Arguing in US v. Katzin, government prosecutors claimed that a law requiring them to seek a warrant would seriously impede investigations of terrorist suspects.

Requiring a warrant and probable cause before officers may attach a GPS device to a vehicle, which is inherently mobile and may no longer be at the location observed when the warrant is obtained, would seriously impede the government’s ability to investigate drug trafficking, terrorism and other crimes,” authorities said in court.

Law enforcement officers could not use GPS devices to gather information to establish probable cause, which is often the most productive use of such devices. Thus, the balancing of law enforcement interests with the minimally intrusive nature of GPS installation and monitoring makes clear that a showing of reasonable suspicion suffices to permit use of a ‘slap-on’ device like that used in this case.”

While the ACLU accused the government of prosecutorial overreach in the case, it praised a new bill - the so-called 'GPS Act' - that would require law enforcement to get a warrant in order to access an individual’s GPS tracking history, whether it be from a vehicle device or a cell phone provider.

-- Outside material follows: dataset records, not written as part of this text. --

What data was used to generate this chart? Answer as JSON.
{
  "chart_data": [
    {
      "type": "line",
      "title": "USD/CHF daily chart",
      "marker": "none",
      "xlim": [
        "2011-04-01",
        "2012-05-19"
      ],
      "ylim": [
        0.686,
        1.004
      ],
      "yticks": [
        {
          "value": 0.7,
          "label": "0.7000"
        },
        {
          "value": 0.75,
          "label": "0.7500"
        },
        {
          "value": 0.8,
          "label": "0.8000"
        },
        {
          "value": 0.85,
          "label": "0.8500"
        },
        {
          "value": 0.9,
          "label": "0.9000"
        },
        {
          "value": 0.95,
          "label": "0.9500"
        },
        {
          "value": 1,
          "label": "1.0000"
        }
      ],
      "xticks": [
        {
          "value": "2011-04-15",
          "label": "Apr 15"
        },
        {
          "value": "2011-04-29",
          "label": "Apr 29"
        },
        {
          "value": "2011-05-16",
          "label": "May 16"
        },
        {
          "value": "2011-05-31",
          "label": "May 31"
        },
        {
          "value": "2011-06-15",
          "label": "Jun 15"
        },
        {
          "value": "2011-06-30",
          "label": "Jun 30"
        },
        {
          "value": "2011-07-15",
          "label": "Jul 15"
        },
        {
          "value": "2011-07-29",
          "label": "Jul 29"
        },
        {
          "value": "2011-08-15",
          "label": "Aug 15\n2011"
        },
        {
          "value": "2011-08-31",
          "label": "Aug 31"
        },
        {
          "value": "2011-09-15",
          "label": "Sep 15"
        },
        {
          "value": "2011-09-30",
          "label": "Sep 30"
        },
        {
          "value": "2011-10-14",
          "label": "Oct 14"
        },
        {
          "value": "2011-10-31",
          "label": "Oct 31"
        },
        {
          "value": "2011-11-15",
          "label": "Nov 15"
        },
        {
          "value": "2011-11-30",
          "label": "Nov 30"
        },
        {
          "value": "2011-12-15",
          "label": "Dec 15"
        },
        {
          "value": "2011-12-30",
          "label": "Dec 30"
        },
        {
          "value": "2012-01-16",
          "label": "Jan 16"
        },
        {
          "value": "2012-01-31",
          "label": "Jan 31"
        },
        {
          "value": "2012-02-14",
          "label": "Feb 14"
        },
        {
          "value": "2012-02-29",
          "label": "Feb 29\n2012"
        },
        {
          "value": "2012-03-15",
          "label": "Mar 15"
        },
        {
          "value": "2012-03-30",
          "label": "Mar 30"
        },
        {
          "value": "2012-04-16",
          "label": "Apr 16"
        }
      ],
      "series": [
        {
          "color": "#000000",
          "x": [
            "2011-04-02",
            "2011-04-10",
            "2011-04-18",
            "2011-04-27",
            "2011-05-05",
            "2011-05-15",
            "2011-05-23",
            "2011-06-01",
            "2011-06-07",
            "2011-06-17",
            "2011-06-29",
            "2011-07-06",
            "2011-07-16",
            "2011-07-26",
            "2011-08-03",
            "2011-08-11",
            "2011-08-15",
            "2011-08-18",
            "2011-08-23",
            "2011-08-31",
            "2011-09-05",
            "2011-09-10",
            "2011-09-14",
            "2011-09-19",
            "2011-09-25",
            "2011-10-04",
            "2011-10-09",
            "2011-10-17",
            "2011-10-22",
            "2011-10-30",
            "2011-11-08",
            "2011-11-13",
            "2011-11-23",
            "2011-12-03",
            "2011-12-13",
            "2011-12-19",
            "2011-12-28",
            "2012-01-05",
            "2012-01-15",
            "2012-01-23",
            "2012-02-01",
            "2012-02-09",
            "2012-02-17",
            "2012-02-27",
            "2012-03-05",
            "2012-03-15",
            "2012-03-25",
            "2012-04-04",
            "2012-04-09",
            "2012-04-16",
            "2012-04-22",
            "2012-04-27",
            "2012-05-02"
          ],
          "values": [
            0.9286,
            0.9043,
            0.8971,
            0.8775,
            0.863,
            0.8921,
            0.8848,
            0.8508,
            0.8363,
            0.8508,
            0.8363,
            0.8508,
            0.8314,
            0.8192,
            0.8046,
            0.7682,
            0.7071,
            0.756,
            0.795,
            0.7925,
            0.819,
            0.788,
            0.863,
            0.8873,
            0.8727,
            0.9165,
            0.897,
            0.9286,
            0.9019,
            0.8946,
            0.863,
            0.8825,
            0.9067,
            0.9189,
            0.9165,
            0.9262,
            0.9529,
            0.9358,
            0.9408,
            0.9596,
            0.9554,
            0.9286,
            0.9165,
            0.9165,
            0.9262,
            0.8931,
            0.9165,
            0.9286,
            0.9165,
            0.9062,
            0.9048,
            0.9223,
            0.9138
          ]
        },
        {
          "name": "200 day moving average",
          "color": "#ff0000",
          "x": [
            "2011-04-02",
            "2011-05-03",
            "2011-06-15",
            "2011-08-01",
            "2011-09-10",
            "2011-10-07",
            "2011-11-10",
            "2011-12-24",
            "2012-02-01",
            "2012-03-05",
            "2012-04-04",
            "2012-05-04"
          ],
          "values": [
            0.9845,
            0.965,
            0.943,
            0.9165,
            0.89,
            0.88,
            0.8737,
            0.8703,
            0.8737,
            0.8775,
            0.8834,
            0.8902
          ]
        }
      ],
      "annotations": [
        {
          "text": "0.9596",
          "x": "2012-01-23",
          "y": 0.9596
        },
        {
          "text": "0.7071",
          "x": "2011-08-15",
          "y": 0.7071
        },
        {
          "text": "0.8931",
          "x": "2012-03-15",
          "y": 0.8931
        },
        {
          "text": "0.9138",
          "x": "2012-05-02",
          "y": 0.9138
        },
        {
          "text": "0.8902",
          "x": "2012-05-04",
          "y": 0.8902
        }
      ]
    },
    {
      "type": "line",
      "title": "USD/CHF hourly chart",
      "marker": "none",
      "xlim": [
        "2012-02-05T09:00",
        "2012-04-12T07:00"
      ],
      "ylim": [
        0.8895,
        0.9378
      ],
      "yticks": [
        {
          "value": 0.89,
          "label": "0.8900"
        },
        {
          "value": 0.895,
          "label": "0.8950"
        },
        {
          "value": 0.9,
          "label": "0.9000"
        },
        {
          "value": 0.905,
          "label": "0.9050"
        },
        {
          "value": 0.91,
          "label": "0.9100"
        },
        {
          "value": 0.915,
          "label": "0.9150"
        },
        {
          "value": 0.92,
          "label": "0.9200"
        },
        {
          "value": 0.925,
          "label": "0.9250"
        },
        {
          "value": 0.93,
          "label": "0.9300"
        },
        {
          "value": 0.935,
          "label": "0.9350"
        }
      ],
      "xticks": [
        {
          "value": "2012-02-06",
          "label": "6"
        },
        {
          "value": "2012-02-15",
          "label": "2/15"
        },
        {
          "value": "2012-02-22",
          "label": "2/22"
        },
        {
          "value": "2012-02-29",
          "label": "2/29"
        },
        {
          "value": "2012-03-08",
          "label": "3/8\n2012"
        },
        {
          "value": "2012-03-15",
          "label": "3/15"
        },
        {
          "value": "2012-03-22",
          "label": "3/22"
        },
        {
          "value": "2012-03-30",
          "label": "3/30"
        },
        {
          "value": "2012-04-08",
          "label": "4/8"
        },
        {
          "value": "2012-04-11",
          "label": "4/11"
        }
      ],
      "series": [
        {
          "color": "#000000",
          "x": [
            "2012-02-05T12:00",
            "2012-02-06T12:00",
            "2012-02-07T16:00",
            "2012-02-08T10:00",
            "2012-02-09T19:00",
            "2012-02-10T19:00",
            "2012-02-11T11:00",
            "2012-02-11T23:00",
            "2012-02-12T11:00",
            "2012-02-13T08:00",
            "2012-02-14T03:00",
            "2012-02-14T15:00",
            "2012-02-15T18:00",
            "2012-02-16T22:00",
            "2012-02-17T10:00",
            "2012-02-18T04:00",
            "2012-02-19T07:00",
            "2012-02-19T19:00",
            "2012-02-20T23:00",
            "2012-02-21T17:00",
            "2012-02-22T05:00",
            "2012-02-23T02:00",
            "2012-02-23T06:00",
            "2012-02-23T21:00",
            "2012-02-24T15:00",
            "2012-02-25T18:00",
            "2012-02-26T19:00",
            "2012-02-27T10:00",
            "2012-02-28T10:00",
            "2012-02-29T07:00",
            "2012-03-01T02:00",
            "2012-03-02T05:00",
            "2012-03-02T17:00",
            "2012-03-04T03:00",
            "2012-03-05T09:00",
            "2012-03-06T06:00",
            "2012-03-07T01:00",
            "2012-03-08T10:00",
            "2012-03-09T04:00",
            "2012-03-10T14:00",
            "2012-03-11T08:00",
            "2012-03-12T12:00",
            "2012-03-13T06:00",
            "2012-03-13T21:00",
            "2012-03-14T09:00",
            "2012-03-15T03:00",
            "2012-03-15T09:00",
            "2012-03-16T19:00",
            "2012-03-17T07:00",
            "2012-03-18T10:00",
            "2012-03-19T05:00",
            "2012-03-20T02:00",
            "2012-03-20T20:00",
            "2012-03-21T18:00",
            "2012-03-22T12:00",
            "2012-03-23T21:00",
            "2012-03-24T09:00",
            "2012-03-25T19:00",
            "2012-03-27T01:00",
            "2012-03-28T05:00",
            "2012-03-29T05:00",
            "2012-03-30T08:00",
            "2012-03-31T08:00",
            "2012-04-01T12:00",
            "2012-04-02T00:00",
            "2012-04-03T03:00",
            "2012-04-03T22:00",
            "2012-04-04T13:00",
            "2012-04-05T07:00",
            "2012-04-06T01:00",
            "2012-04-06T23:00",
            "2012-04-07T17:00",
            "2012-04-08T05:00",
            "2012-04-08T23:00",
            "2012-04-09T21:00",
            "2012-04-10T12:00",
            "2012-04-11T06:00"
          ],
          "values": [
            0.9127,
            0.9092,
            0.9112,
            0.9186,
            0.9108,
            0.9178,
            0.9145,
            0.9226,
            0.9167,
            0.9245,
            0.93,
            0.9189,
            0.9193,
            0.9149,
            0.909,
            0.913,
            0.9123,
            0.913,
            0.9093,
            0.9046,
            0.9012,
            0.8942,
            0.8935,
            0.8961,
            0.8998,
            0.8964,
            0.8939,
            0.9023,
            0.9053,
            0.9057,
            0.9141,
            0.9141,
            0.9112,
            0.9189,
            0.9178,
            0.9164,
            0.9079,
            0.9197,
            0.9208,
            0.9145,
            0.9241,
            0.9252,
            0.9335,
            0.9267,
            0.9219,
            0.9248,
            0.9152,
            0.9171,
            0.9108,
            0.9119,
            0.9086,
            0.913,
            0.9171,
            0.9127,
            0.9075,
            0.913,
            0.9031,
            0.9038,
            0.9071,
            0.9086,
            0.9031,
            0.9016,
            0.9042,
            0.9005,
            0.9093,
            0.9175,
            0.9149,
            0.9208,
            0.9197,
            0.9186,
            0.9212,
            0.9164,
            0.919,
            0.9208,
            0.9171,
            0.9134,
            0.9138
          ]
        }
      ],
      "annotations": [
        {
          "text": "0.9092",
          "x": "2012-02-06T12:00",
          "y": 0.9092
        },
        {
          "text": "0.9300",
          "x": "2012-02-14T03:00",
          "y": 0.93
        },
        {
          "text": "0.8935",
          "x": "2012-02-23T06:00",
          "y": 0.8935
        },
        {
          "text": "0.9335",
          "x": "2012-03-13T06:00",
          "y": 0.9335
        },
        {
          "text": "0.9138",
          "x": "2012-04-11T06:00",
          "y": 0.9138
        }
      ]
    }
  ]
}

The bill, which would not affect emergency services but would require police to prove probable cause, was reintroduced into Congress by Senators Ron Wyden (D-OR), Mike Kirk (R-IL) and Representative Jason Chaffetz (R-UT).

In a statement, Wyden decried the government’s blind eye to police overreach.

GPS technology has evolved into a useful commercial and law enforcement tool - but the rules for the use of that tool have not evolved with it,” he said. “The GPS Act provides law enforcement with a clear mandate for when to obtain a warrant for the geolocation information of an American…It protects the privacy and civil liberty of any American using a GPS-enabled device."